FIG. 11 is a conventional rotary compressor. A rotary-type compression mechanism 102 is housed in a hermetically sealed housing 101. The rotary-type compression mechanism 102 comprises cylinder block 103a, 103b, piston 104a, 104b, vane, rotary shaft 105, main bearing 107, and sub-bearing 108. The piston 104a, 104b eccentrically rotates in the cylinder. The vane moves reciprocally with its end being in contact with the end of piston 104a, 104b, dividing the cylinder into a high-pressure chamber and a low pressure chamber. The rotary shaft 105 drives the piston 104a, 104b. The main bearing 107 and sub-bearing 108 hold the axial end of cylinder block 103a, 103b therebetween, rotatably supporting the rotary shaft 105, and the main bearing 107 is positioned at motor 106 side and, the sub-bearing 108, at the opposite side of the motor. In the example of this conventional type, there are provided upper and lower compression elements, and the two compression elements are arranged with an intermediate plate 109 therebetween. The cylinder block 103a, 103b is made of cast iron. The compression mechanism 102 is secured to the hermetically sealed housing with the cylinder block 103a spot-welded thereto.
However, in such conventional rotary compressor, many processes such as making a number of holes and taps by machining cast iron and surface finishing are necessary to make cylinder blocks, resulting in higher costs. Particularly, in a two-cylinder rotary compressor, it is necessary to make two-cylinders, and in addition, the upper and lower cylinders are different in shape, adding to the cost of making cylinder blocks.
The present invention is intended to provide a compressor which is inexpensive and less in machining processes.

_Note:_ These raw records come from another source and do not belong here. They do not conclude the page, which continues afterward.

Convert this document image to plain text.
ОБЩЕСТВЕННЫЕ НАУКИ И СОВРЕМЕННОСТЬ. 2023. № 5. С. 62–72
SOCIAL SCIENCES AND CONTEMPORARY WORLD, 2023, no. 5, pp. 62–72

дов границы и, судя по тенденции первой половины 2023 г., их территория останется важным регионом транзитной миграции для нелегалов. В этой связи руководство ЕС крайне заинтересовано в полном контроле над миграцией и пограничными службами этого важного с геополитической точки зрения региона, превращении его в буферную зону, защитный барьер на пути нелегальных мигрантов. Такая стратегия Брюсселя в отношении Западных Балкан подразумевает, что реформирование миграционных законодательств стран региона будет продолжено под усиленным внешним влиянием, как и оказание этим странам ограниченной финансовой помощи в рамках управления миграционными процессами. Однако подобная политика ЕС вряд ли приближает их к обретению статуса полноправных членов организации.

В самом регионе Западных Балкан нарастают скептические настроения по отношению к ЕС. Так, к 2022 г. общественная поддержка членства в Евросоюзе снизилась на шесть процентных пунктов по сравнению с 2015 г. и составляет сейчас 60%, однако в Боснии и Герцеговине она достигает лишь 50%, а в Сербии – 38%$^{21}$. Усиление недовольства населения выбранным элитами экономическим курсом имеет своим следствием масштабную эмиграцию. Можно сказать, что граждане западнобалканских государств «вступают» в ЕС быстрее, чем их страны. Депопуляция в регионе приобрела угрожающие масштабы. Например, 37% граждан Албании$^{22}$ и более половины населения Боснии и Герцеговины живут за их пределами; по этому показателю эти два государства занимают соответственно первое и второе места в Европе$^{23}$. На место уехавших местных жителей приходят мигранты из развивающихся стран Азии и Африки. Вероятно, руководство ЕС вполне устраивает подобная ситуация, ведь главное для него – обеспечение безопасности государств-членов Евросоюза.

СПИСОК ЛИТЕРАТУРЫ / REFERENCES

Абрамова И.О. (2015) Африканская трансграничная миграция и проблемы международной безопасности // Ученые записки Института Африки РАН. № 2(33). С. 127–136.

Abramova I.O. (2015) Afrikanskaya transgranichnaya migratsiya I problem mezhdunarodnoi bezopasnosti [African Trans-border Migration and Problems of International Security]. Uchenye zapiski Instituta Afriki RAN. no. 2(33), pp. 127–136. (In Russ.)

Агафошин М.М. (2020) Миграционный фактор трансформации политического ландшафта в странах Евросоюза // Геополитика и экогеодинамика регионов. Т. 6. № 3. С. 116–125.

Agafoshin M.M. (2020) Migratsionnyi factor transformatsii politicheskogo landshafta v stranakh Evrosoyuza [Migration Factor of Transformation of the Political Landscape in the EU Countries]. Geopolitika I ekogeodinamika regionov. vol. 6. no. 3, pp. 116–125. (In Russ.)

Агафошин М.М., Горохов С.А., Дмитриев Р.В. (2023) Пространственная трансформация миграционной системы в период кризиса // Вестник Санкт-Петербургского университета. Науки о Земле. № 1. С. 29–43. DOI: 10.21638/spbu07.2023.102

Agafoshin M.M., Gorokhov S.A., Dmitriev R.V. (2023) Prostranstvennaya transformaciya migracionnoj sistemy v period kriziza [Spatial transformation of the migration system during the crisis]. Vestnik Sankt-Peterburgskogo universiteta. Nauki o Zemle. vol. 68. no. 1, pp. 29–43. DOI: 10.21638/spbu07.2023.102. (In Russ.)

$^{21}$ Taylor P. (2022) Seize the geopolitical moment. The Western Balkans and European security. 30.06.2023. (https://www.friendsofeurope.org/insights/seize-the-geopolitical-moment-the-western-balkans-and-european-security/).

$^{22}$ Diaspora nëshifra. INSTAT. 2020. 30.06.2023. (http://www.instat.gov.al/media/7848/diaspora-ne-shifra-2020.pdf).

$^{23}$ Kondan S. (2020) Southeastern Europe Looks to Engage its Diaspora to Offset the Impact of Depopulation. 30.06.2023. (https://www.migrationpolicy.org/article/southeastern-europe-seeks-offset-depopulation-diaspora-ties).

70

A rotary compressor of the present invention comprises a compression mechanism, a motor, and a hermetically sealed housing. The compression mechanism includes compression elements, a rotary shaft and bearing. The compression elements include a cylinder block, piston and vane. The cylinder block includes a cylinder hole and vane groove. The bearing closes the end of the cylinder hole and bears the rotary shaft. The compression mechanism and the motor are housed in the hermetically sealed housing. The cylinder block is made up of sintered metal. The compression mechanism is welded to the hermetically sealed housing within the region other than the cylinder block.
The method for manufacturing a rotary compressor of the present invention comprises the steps of:
(a) forming a sinter-molded blank for cylinder blocks by using sintered metal, and
(b) securing a compression mechanism to a hermetically sealed housing by welding the compression mechanism to the hermetically sealed housing in a region other than the cylinder block.
Preferably, the sintered metal is sintered iron.
Preferably, the cylinder block includes a first cylinder block and a second cylinder block, and the first cylinder block and the second cylinder block are formed by machining sinter-molded blanks identical in shape.
By this configuration, it is possible to reduce the machining processes and to make the blank parts usable in common, realizing the manufacture of a low-cost compressor. Further, the two cylinder blocks, the first cylinder block and the second cylinder block, may be die-formed by sinter molding, and it is possible to make the sinter-molded blanks identical in shape. Accordingly, it is possible to reduce the machining processes and to make the blank parts usable in common, thereby realizing the manufacture of a low-cost compressor.